The night before, the city is full to the rim and the atmosphere is electric: the party is just hours away.
They come in costumes, usually the same themes, year after year: clowns, Vikings, flight attendants, cavemen, the African jungle girls, pirates, Bavarian maidens; and the plethora of cartoon characters; of which “Where’s Waldo” was in the majority this year. There are always the cows, with the psycho-sexual udder protruding and exposed with pride. There are the awkward youths out of the first time, and the slightly older, more aggressive types, usually the buff boys moving in on the intoxicated and inexperienced girls, especially those doubles, outside the group. Easy prey.

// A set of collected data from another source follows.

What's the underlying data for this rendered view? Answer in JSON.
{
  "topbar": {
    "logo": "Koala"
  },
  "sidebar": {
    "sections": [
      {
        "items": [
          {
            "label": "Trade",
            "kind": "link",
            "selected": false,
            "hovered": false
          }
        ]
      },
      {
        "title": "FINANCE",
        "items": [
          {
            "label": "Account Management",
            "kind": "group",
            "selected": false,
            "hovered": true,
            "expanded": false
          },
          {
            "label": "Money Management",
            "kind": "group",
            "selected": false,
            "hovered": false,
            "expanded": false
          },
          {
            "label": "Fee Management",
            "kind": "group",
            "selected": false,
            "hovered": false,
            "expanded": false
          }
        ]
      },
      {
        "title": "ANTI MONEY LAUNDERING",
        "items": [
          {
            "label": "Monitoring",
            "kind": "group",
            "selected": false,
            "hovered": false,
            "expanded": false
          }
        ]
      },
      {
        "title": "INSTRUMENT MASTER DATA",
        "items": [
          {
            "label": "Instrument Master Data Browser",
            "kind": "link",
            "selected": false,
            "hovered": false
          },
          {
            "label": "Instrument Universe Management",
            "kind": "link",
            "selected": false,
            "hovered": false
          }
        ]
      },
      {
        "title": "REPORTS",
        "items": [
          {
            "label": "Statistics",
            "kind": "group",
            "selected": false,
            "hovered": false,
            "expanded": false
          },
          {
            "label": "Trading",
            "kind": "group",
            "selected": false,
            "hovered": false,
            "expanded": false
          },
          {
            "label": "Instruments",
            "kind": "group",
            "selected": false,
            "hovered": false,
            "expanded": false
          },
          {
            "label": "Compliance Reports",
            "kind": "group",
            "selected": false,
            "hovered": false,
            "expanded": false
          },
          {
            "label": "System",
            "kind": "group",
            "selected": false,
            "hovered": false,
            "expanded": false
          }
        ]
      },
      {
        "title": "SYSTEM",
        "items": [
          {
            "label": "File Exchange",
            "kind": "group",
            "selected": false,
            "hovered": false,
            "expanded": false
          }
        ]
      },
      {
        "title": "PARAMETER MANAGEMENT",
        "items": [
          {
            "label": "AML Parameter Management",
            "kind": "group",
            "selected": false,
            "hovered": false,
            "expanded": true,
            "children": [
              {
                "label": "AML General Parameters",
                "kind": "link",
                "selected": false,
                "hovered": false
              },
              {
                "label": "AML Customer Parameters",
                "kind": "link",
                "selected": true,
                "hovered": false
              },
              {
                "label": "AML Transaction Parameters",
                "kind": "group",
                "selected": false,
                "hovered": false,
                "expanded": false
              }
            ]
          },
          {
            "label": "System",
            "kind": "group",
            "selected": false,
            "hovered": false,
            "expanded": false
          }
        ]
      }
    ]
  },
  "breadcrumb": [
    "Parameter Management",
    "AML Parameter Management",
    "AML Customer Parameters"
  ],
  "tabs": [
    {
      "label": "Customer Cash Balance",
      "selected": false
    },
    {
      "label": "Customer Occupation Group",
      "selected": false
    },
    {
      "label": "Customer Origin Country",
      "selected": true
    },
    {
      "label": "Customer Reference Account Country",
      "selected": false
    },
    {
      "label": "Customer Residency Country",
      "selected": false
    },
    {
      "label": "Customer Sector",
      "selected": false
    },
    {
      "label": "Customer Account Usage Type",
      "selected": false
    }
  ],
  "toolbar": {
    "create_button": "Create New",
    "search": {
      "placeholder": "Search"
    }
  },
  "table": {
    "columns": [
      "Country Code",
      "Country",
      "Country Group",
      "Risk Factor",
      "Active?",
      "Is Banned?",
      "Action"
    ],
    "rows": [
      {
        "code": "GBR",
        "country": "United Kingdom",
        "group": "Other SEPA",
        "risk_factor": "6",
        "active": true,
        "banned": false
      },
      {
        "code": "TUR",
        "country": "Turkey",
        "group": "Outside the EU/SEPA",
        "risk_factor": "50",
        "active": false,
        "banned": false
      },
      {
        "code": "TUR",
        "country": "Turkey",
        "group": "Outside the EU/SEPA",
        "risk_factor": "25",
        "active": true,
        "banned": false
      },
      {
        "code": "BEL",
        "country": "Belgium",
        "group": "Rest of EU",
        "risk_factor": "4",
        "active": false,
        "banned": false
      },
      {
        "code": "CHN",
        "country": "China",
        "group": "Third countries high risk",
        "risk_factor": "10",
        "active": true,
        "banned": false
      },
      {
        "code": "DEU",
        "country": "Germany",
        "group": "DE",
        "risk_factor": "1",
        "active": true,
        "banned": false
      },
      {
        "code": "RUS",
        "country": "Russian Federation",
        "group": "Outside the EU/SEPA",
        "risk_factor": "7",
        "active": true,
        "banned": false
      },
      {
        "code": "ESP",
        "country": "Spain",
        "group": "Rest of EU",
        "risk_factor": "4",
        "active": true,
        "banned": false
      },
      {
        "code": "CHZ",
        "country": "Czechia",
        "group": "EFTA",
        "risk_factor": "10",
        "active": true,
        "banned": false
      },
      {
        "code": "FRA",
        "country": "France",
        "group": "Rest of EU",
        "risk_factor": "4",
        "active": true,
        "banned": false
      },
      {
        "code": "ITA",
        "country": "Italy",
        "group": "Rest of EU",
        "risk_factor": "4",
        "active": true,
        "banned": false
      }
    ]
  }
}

They begin drinking long before the parade begins at 10:00am, and the vast majority are drunk by noon.
The music is always techno with the house beat, to get the crowd riled up and dancing. Even the children get into the groove.
Body fluids abound as the toilet facilities are just too hard to find, if one’s drunken brain can even function to think to find one. People just urinate everywhere.
The hospitals fill up to overflowing with those who’ve fallen, or been hit, or cut by flying glass bottles. The youth have free reign, and reign they do; often terrifying the local residents and everyone else with their antics. This year was a heat wave, so I can only assume a large number of the party-goers ended up with heat stroke.
Sex is the lure and the biking girls and scantily clad pole dancers on the floats attract – like bees to pollen – the muscle boys from the provinces who come to ogle, cheer, and eventually try to woo to a corner of the woods, or to a back street party where you know the sex is sloppy, bumpy, and, most likely, uncomfortable. Cement was never meant for that, methinks.
This year, a few of the men went dressed in Playboy bunny stripper outfits with only a thong as an outfit. All I have to say is “be careful, before the end of the day, you may be approached by a hard core drunken crowd willing to take off your little thong…” Not pretty.
The Eastern Europeans and Asians were out in force, looking for bottles and cans that can be redeemed for cash. The majority of students in this parade are paid by the government, so they have no cares in the world for picking up discarded bottles and cans.
The day was so warm – the exact opposite from last year – and the super summer temperature caused many to strip out of their clothes and jump into the fjord. They came out naked as jay birds and looked like they were having the time of their lives.
And so they danced and sang and drank all day long and deep into the night. The city, covered in garbage and the yet un-scavenged beer cans and bottles.
The life, yes, taken for granted by so many today, was to be enjoyed. And it was, to the hilt.